7. La physique procure de nouvelles demeures à la fée

Dans les années 1860-1890, un curieux croisement a lieu. La division et la précision du travail de la nature s’étend et se complexifie parallèlement au travail des représentations de la matière. La vulgarisation scientifique qui est en plein essor tente de communiquer au plus grand nombre des représentations, et des nouvelles machines, et des théories. En cette époque électromagnétique, les récits semblent coïncider avec la description que les savants font du monde. Les machines électromagnétiques produisent des effets macroscopiques explicables par des analogies simples. La notion de loi décrit aussi bien tel phénomène particulier qu’une théorie générale. Cependant, la description théorique devient de plus en plus mathématique et peut de moins en moins répondre à des intuitions mécanistes. Les physiciens travaillent certes la matière, mais ils travaillent aussi de plus en plus leurs représentations. La division du travail au sein même des représentations devient trop compliquée pour être vulgarisée. Les machines et les représentations continuent à être vulgarisées, mais sans plus de correspondance directe.
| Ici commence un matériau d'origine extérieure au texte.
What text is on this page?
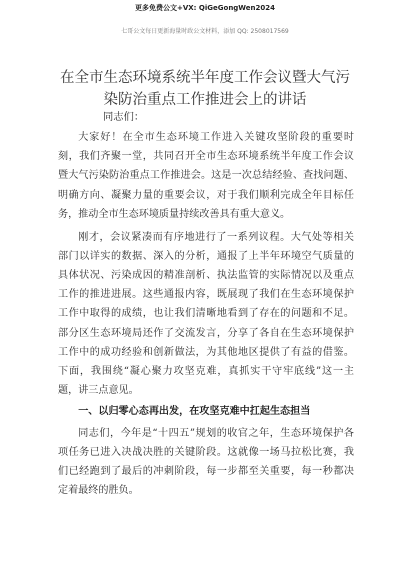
更多免费公文+VX: QiGeGongWen2024
七哥公文每日更新海量时政公文材料，添加 QQ: 2508017569
在全市生态环境系统半年度工作会议暨大气污
染防治重点工作推进会上的讲话
同志们：
大家好！在全市生态环境工作进入关键攻坚阶段的重要时
刻，我们齐聚一堂，共同召开全市生态环境系统半年度工作会议
暨大气污染防治重点工作推进会。这是一次总结经验、查找问题、
明确方向、凝聚力量的重要会议，对于我们顺利完成全年目标任
务，推动全市生态环境质量持续改善具有重大意义。
刚才，会议紧凑而有序地进行了一系列议程。大气处等相关
部门以详实的数据、深入的分析，通报了上半年环境空气质量的
具体状况、污染成因的精准剖析、执法监管的实际情况以及重点
工作的推进进展。这些通报内容，既展现了我们在生态环境保护
工作中取得的成绩，也让我们清晰地看到了存在的问题和不足。
部分区生态环境局还作了交流发言，分享了各自在生态环境保护
工作中的成功经验和创新做法，为其他地区提供了有益的借鉴。
下面，我围绕“凝心聚力攻坚克难，真抓实干守牢底线”这一主
题，讲三点意见。
一、以归零心态再出发，在攻坚克难中扛起生态担当
同志们，今年是“十四五”规划的收官之年，生态环境保护各
项任务已进入决战决胜的关键阶段。这就像一场马拉松比赛，我
们已经跑到了最后的冲刺阶段，每一步都至关重要，每一秒都决
定着最终的胜负。
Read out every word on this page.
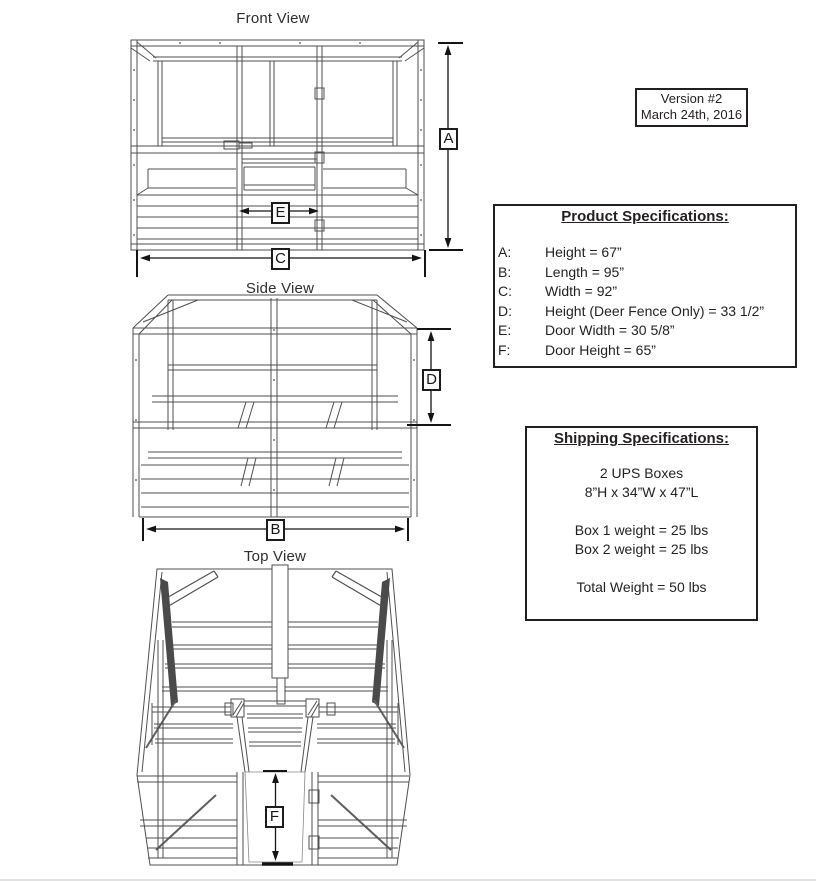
Front View
Side View
Top View
A
E
C
D
B
F
Version #2
March 24th, 2016
Product Specifications:
A:	Height = 67”
B:	Length = 95”
C:	Width = 92”
D:	Height (Deer Fence Only) = 33 1/2”
E:	Door Width = 30 5/8”
F:	Door Height = 65”
Shipping Specifications:
2 UPS Boxes
8”H x 34”W x 47”L
Box 1 weight = 25 lbs
Box 2 weight = 25 lbs
Total Weight = 50 lbs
L’extension de l’électricité aux objets quotidiens s’accompagnent d’une intense vulgarisation des découvertes scientifiques44. La grande nouveauté des phénomènes électriques consiste dans le fait qu’ils sont produits systématiquement et scientifiquement à l’aide de machines et d’instruments. Lorsque Jupiter est domestiqué, les savants peuvent multiplier les demeures de la fée, en construisant des machines et en résumant ses apparitions sous forme de lois valables en principe partout.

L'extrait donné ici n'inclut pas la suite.